De stamboom van Mureau

Anthonia   Cornelis   Antonie   Jacobus   Simon   Maria

Simon Mureau (1850-1929), Vonnis 1871

Mishandeling

Op de avond van 19 april 1876 zit Simon in de kroeg van Pieter de Wijs in Stuivezand (Oosterhout). Hij ziet dat Antonia Brouwers wordt lastig gevallen door de 17-jarige Pieter van Meel. Er onstaat daarop een vechtpartij, gezien door 7 (!) getuigen. Als de waard vraagt of ze het gevecht buiten willen voortzetten zeggen mensen tegen Pieter van Meel dat hij bloed op zijn rug heeft. Hij blijkt een snee in zijn rug te hebben, veroorzaakt door een scherp voorwerp (mes of glas).

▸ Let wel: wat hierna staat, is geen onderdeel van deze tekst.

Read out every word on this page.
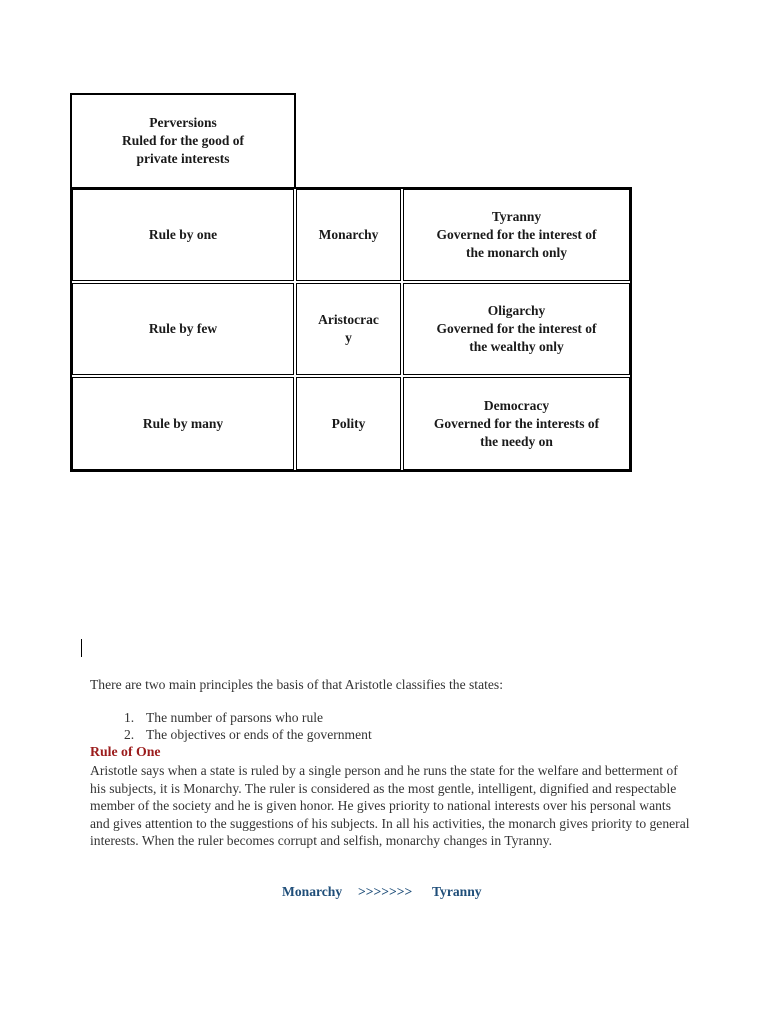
Perversions
Ruled for the good of
private interests
Rule by one	Monarchy
Tyranny
Governed for the interest of
the monarch only
Rule by few
Aristocrac
y
Oligarchy
Governed for the interest of
the wealthy only
Rule by many	Polity
Democracy
Governed for the interests of
the needy on
There are two main principles the basis of that Aristotle classifies the states:
1. The number of parsons who rule
2. The objectives or ends of the government
Rule of One
Aristotle says when a state is ruled by a single person and he runs the state for the welfare and betterment of his subjects, it is Monarchy. The ruler is considered as the most gentle, intelligent, dignified and respectable member of the society and he is given honor. He gives priority to national interests over his personal wants and gives attention to the suggestions of his subjects. In all his activities, the monarch gives priority to general interests. When the ruler becomes corrupt and selfish, monarchy changes in Tyranny.
Monarchy >>>>>>> Tyranny
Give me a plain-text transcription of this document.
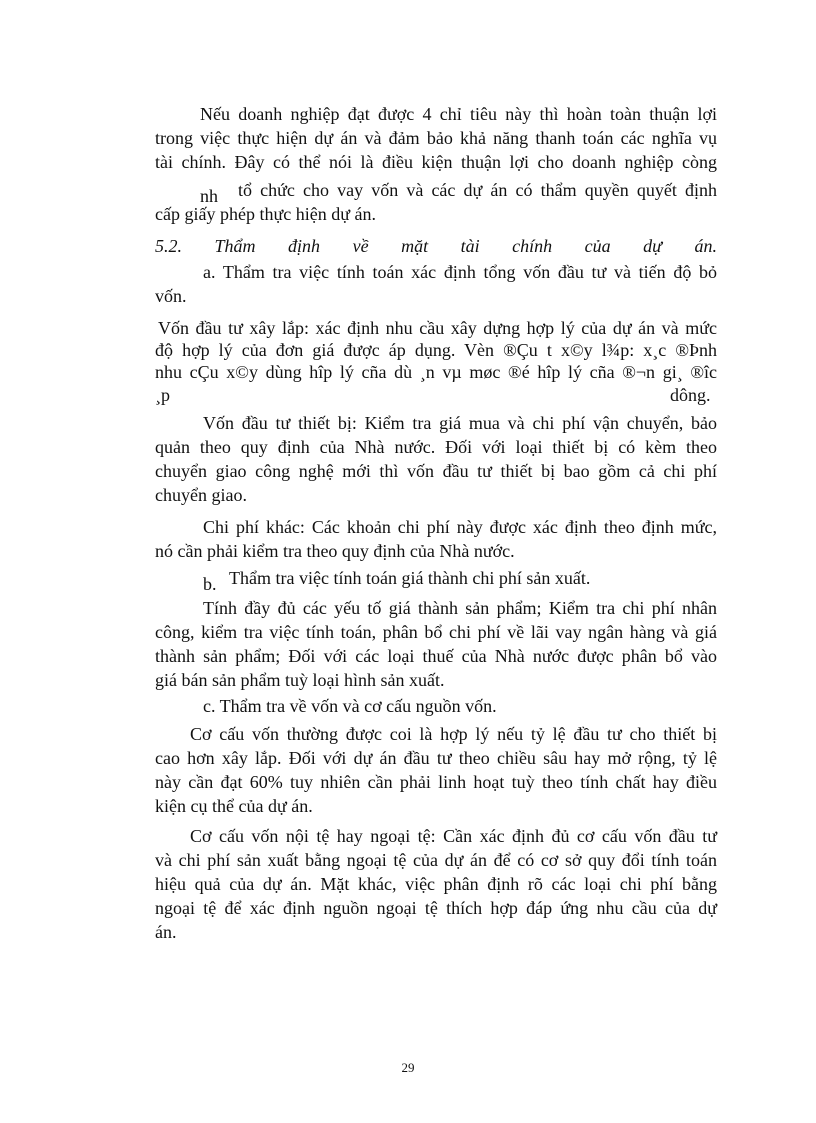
Nếu doanh nghiệp đạt được 4 chỉ tiêu này thì hoàn toàn thuận lợi
trong việc thực hiện dự án và đảm bảo khả năng thanh toán các nghĩa vụ
tài chính. Đây có thể nói là điều kiện thuận lợi cho doanh nghiệp còng
nh	tổ chức cho vay vốn và các dự án có thẩm quyền quyết định
cấp giấy phép thực hiện dự án.
5.2. Thẩm định về mặt tài chính của dự án.
a. Thẩm tra việc tính toán xác định tổng vốn đầu tư và tiến độ bỏ
vốn.
Vốn đầu tư xây lắp: xác định nhu cầu xây dựng hợp lý của dự án và mức
độ hợp lý của đơn giá được áp dụng. Vèn ®Çu t x©y l¾p: x¸c ®Þnh
nhu cÇu x©y dùng hîp lý cña dù ¸n vµ møc ®é hîp lý cña ®¬n gi¸ ®îc
¸p	dông.
Vốn đầu tư thiết bị: Kiểm tra giá mua và chi phí vận chuyển, bảo
quản theo quy định của Nhà nước. Đối với loại thiết bị có kèm theo
chuyển giao công nghệ mới thì vốn đầu tư thiết bị bao gồm cả chi phí
chuyển giao.
Chi phí khác: Các khoản chi phí này được xác định theo định mức,
nó cần phải kiểm tra theo quy định của Nhà nước.
b. Thẩm tra việc tính toán giá thành chi phí sản xuất.
Tính đầy đủ các yếu tố giá thành sản phẩm; Kiểm tra chi phí nhân
công, kiểm tra việc tính toán, phân bổ chi phí về lãi vay ngân hàng và giá
thành sản phẩm; Đối với các loại thuế của Nhà nước được phân bổ vào
giá bán sản phẩm tuỳ loại hình sản xuất.
c. Thẩm tra về vốn và cơ cấu nguồn vốn.
Cơ cấu vốn thường được coi là hợp lý nếu tỷ lệ đầu tư cho thiết bị
cao hơn xây lắp. Đối với dự án đầu tư theo chiều sâu hay mở rộng, tỷ lệ
này cần đạt 60% tuy nhiên cần phải linh hoạt tuỳ theo tính chất hay điều
kiện cụ thể của dự án.
Cơ cấu vốn nội tệ hay ngoại tệ: Cần xác định đủ cơ cấu vốn đầu tư
và chi phí sản xuất bằng ngoại tệ của dự án để có cơ sở quy đổi tính toán
hiệu quả của dự án. Mặt khác, việc phân định rõ các loại chi phí bằng
ngoại tệ để xác định nguồn ngoại tệ thích hợp đáp ứng nhu cầu của dự
án.
29
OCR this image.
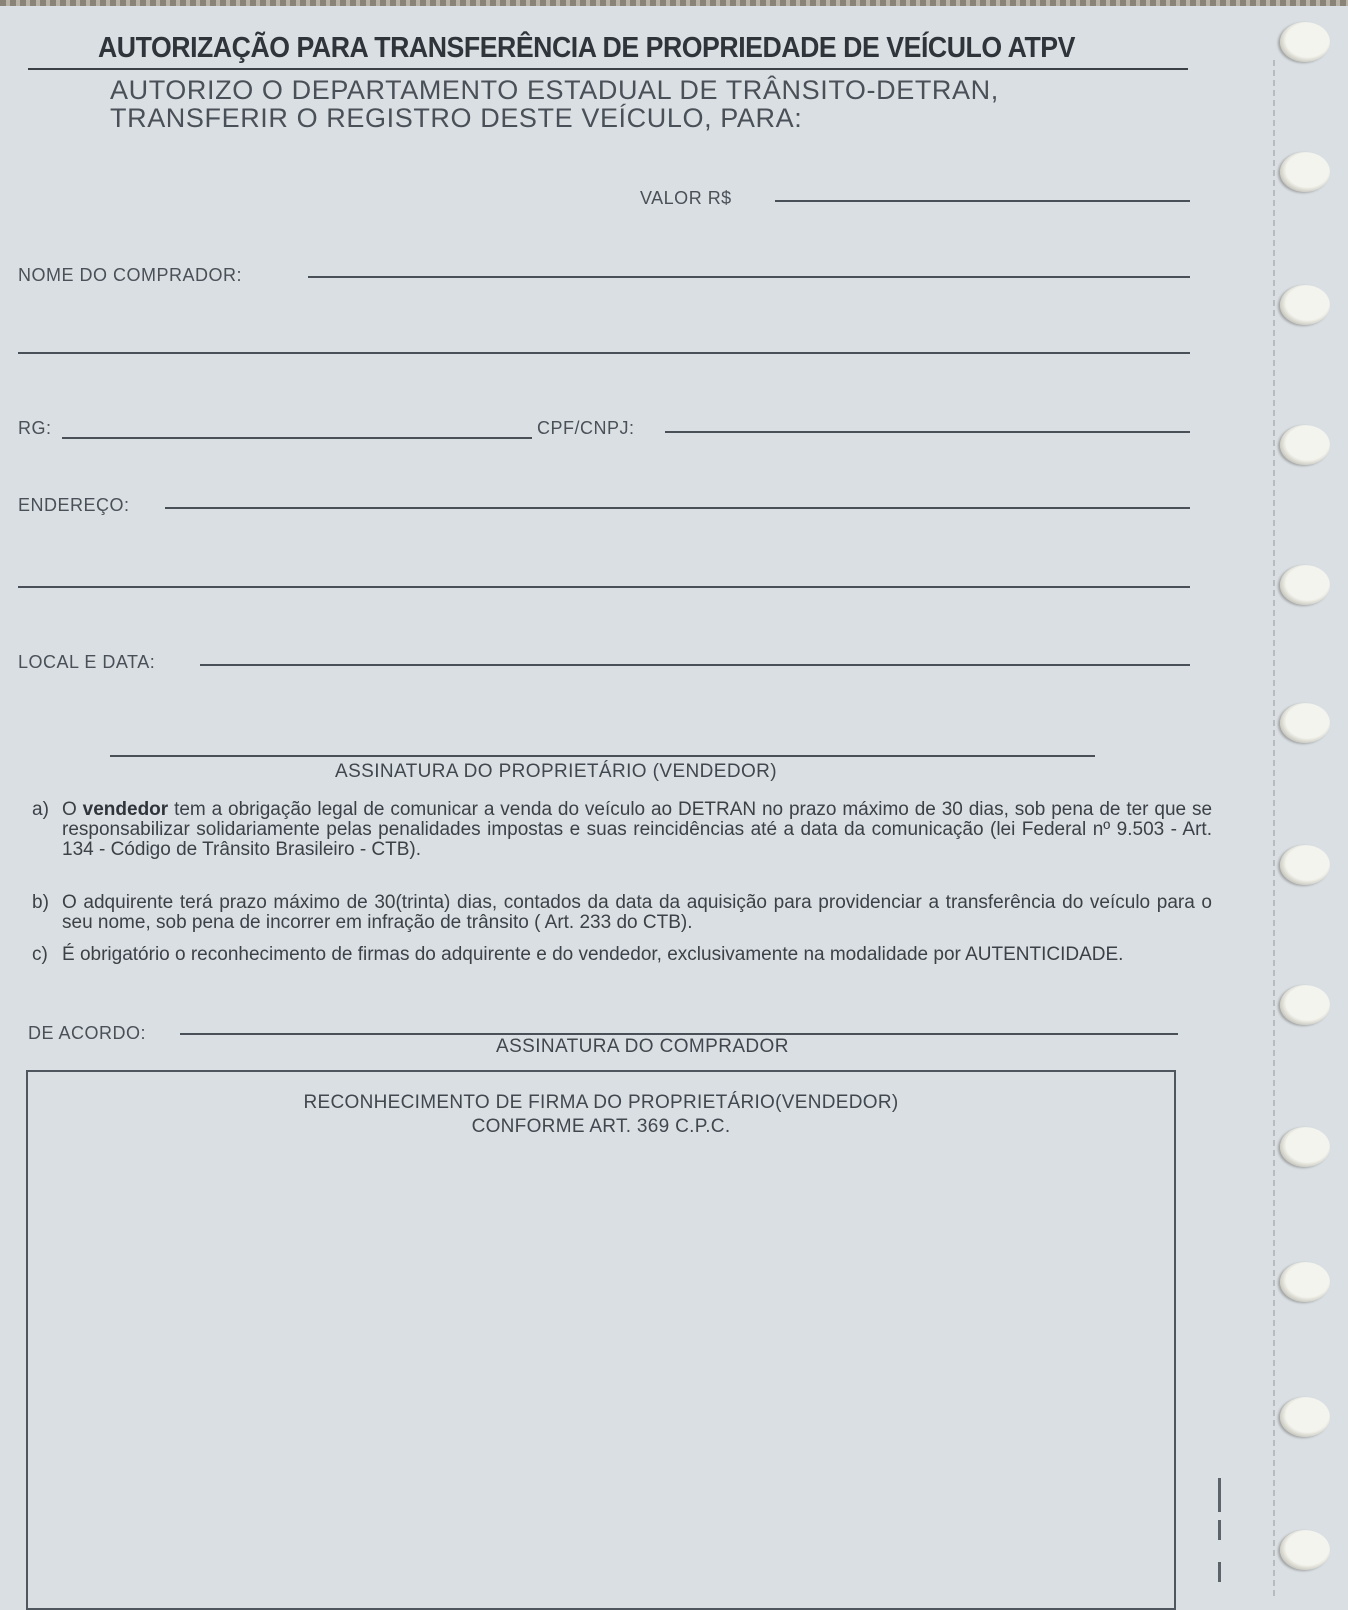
AUTORIZAÇÃO PARA TRANSFERÊNCIA DE PROPRIEDADE DE VEÍCULO ATPV
AUTORIZO O DEPARTAMENTO ESTADUAL DE TRÂNSITO-DETRAN,
TRANSFERIR O REGISTRO DESTE VEÍCULO, PARA:
VALOR R$
NOME DO COMPRADOR:
RG:	CPF/CNPJ:
ENDEREÇO:
LOCAL E DATA:
ASSINATURA DO PROPRIETÁRIO (VENDEDOR)
a) O vendedor tem a obrigação legal de comunicar a venda do veículo ao DETRAN no prazo máximo de 30 dias, sob pena de ter que se responsabilizar solidariamente pelas penalidades impostas e suas reincidências até a data da comunicação (lei Federal nº 9.503 - Art. 134 - Código de Trânsito Brasileiro - CTB).
b) O adquirente terá prazo máximo de 30(trinta) dias, contados da data da aquisição para providenciar a transferência do veículo para o seu nome, sob pena de incorrer em infração de trânsito ( Art. 233 do CTB).
c) É obrigatório o reconhecimento de firmas do adquirente e do vendedor, exclusivamente na modalidade por AUTENTICIDADE.
DE ACORDO:
ASSINATURA DO COMPRADOR
RECONHECIMENTO DE FIRMA DO PROPRIETÁRIO(VENDEDOR)
CONFORME ART. 369 C.P.C.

Er hangt Simon een mogelijke gevangenisstraf boven het hoofd van 3 maanden, plus 8 euro boete (of een vervangende gevangenisstraf van 3 dagen).

De getuigenissen zijn echter heel algemeen, niemand heeft iets gezien van een steekpartij, Antonia Brouwers beweert dat Pieter van Meel begonnen is. Simon zelf ontkent de vechtpartij en zegt dat er slechts sprake was van zelfverweer.

De rechtzaak is op 22 april. Hij wordt op 15 mei vrijgesproken wegens gebrek aan bewijs.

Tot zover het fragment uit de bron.